Я с вами согласен, у меня тоже разные чувства. Я не думаю, что настоящая литература рождается прямо сейчас. Я думаю, она родится как раз после…

Чуть позже, да?

…того, как война закончится. Если мы проведем какие-то параллели с тем же 812 годом, да, то золотой век русской поэзии — он был как раз, вот, те люди, которые написали «золотую» русскую литературу, им во время Великой Отечественной войны 812 года, тому же Пушкину и всем остальным, по сколько было — по 12–14 лет. Может, чуть больше. Они были подростками. Но они впитывали в себя эту реальность и потом ее воплотили в тех произведениях, которые являются сокровищницей мировой литературы. Я уверен, что это будет, что это неизбежно. Потому что тот опыт экзистенциальный, который мы получили на этой войне, уже получили, потому что, ну, ничего подобного не было никогда — такого уровня беспомощности перед техникой… Ведь то, что сейчас происходит, тот разлом — это вот нечто большее, чем изобретение пороха. Мы уже где-то находимся, в фантастических фильмах вроде «Терминатора», как бы нам ни казалось это странным сейчас, но мы реально уже воюем с роботами. Потому что те самые FPV-дроны, про которые, да, там все говорят в новостях, это же, если задуматься, я ощущал это просто на себе, уровень этой беспомощности перед техникой, перед роботом. Потому что когда просто артиллерия работает, механика когда работает, у тебя есть все равно какие-то алгоритмы поведения, которые могут снизить риски, повысить твои шансы на выживаемость. То есть ты понимаешь: если стреляет «Град» — у тебя есть такое-то количество секунд, чтобы спрыгнуть куда-нибудь в укрытие или что-то. Есть алгоритм поведения.

Да, поведения.

Если есть стрелковый бой, ты знаешь, что ты можешь уйти за стену. То в случае сейчас с FPV нету ни одного алгоритма, понятного для человека, который бы мог тебя от этого спасти. И уровень самоотречения внутреннего — он колоссальный. И момент застывания еще очень важный, потому что у тебя есть несколько секунд, чтобы ты успел это осознать. У меня была история, когда мы с оператором лежали, ну, он, точнее, у меня оператор вообще отмороженно храбрый, тот просто нигде не пригибается, Паша Чуприна, донецкий мой друг, почетный донор ДНР, к слову.
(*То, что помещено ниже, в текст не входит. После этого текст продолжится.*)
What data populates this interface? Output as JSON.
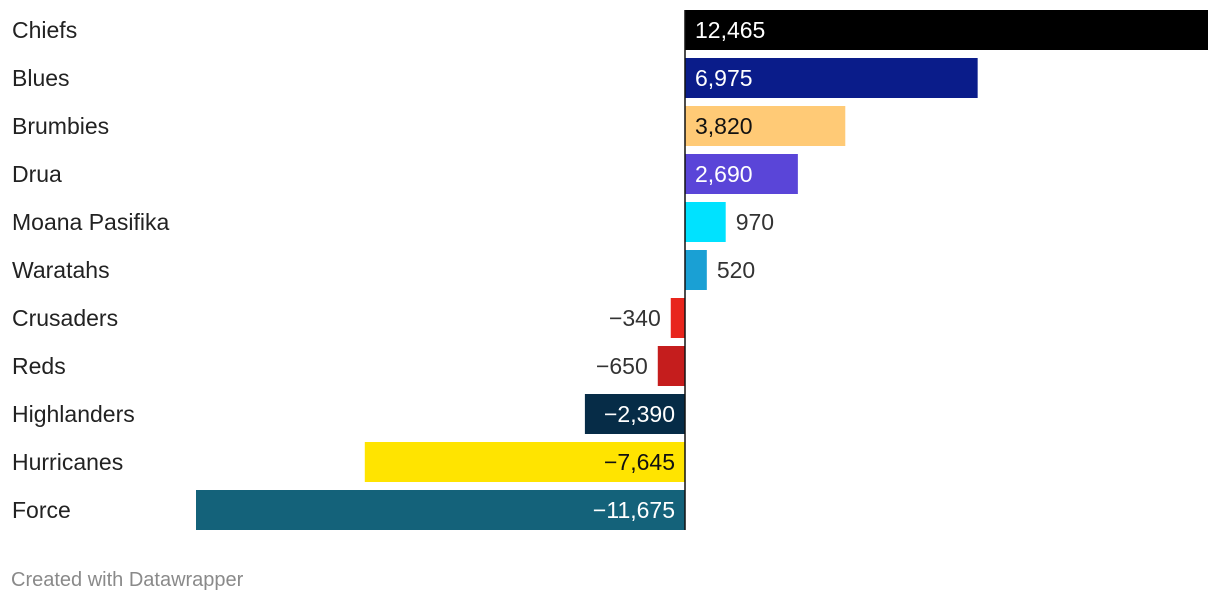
{
  "chart_data": {
    "type": "bar",
    "orientation": "horizontal",
    "categories": [
      "Chiefs",
      "Blues",
      "Brumbies",
      "Drua",
      "Moana Pasifika",
      "Waratahs",
      "Crusaders",
      "Reds",
      "Highlanders",
      "Hurricanes",
      "Force"
    ],
    "values": [
      12465,
      6975,
      3820,
      2690,
      970,
      520,
      -340,
      -650,
      -2390,
      -7645,
      -11675
    ],
    "value_labels": [
      "12,465",
      "6,975",
      "3,820",
      "2,690",
      "970",
      "520",
      "−340",
      "−650",
      "−2,390",
      "−7,645",
      "−11,675"
    ],
    "colors": [
      "#000000",
      "#0a1c8a",
      "#ffca76",
      "#5a45d8",
      "#00e2ff",
      "#1aa0d4",
      "#e8251c",
      "#c51d1d",
      "#062c47",
      "#ffe400",
      "#14627a"
    ],
    "label_colors": [
      "#ffffff",
      "#ffffff",
      "#111111",
      "#ffffff",
      "#333333",
      "#333333",
      "#333333",
      "#333333",
      "#ffffff",
      "#111111",
      "#ffffff"
    ],
    "xlim": [
      -11675,
      12465
    ],
    "title": "",
    "xlabel": "",
    "ylabel": ""
  },
  "footer": {
    "credit": "Created with Datawrapper"
  }
}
И я лежал в воронке, как раз был обстрел польским минометом. И он сидел рядом. И над нами завис коптер, который сбрасывает взрывное устройство. И я там тысячи видео таких посмотрел. И ничего ты с этим сделать не можешь. То есть ты лежишь, он над тобой… ты вправо дернешься — ну, он чуть-чуть отлетит вправо, влево дернешься — он чуть-чуть отлетит влево. В общем, вот этот момент и осознание своей беспомощности перед техникой — он еще и во времени растянут. У тебя есть время осознать, что вот сейчас тебя просто может не стать. И это повсеместно сейчас на войне. И те люди, которые через это проходят, те будущие писатели, которые рождаются в СВО, мне кажется, они напишут великие книги, это просто неизбежно. Такова логика истории и такова логика событий.

А если вернуться вот к тем, кто уже написал великие книги, и это имя уже прозвучало — Пушкин. Ваш Пушкин — это какой Пушкин?

Мой Пушкин – это «Капитанская дочка», например. «Мчатся тучи, вьются тучи» — это мой Пушкин.

А что для вас «Капитанская дочка»?

Ну, да это классная история про обычного русского парня. Как — даже про «мажора». Вот это мне вообще очень близко. Я, честно говоря, вот задумываю тоже написать нечто подобное, потому что я видел, ну, подобное, с точки зрения формулы, скажем, фабулы.

Мы сейчас выдадим новость, да: ждите «Капитанскую дочку — 2».

Нет, а потому что это очень крутой феномен, когда человек из «мажорной» среды попадает, что называется, в горнило истории, начинает взаимодействовать с хаосом. И бывают люди, от которых ты не ждешь никакого внутреннего благородства и которые у тебя однозначно ассоциируются с какими-нибудь там прожигателями жизни и с людьми, которые ориентированы на классные рестораны, на тусовки, на всё остальное. Но бывает так, что такие люди, оказавшись на войне, вдруг сами в себе начинают открывать и благородство, и отвагу, и храбрость, и желание помогать людям. И вот эта трансформация — она, мне кажется, глубоко русская сама по себе и требует дальнейшего исследования и продолжения, скажем так, традиций.

ТЕРПЕНИЕ

Вы говорили, у меня есть ваша цитата, что «на войне ярко проявляется человеческий характер, жизнь раскрывается именно там». А вот что вы узнали о своем характере на войнах, на которых вы были? Помимо, может быть, тех аспектов, которые мы уже так или иначе затронули.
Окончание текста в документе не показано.